GEORGE TOWN, Cayman Islands A 30-foot (9 meter) sailboat with about 30 Cuban refugees aboard docked in the Cayman Islands on Sunday and passengers said they were hoping to reach Honduras.
The passengers told Reuters they were from Manzanillo in the southwestern province of Granma.
Ranging in age from teenagers to retirees, said they decided to leave the island because of economic conditions in Cuba, and complained that recent private sector reforms had not been as broadly implemented in the eastern end of the island, far from the capital, Havana.
They were provided with supplies after landing in East End, on the island of Grand Cayman, and continued on their journey.
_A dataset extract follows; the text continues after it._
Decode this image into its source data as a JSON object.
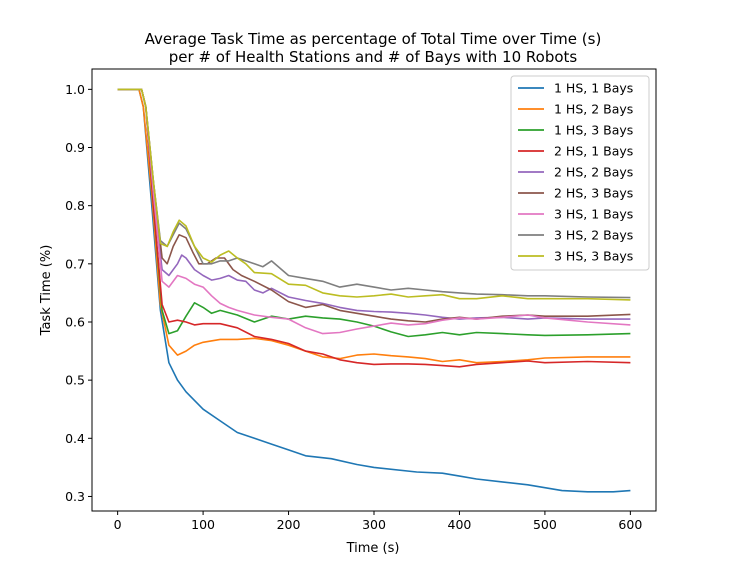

Under an agreement between Cuba and the Cayman Islands signed more than a decade ago, Cuban migrant boats are allowed to pass through Cayman waters as long as they do not seek any assistance.
Cayman and Cuban officials are due to meet soon to negotiate new terms of the 1999 migration agreement.
Cayman officials said last year that a growing number of Cuban migrant boats are being spotted in the their territorial waters, apparently in response to possible changes in U.S. immigration laws migrants fear could make it harder for them to enter the United States.
Using makeshift boats or speed boats operated by smugglers, Cubans attempting to flee the communist-run island for the United States have long traveled through the waters of the Cayman Islands, a British territory located less than 100 miles south of Cuba.
The route offers favorable winds and sea currents for Cuban migrants trying to reach Honduras, from where they make the long journey overland to reach the U.S. border with Mexico.
The Cayman government does not keep official statistics on Cuban boats traveling through its waters.
Cayman authorities said the number is lower than the spike experienced in the mid-1990s, when tens of thousands of Cubans fled toward Florida by boat and hundreds of refugees flowed into the Caymans.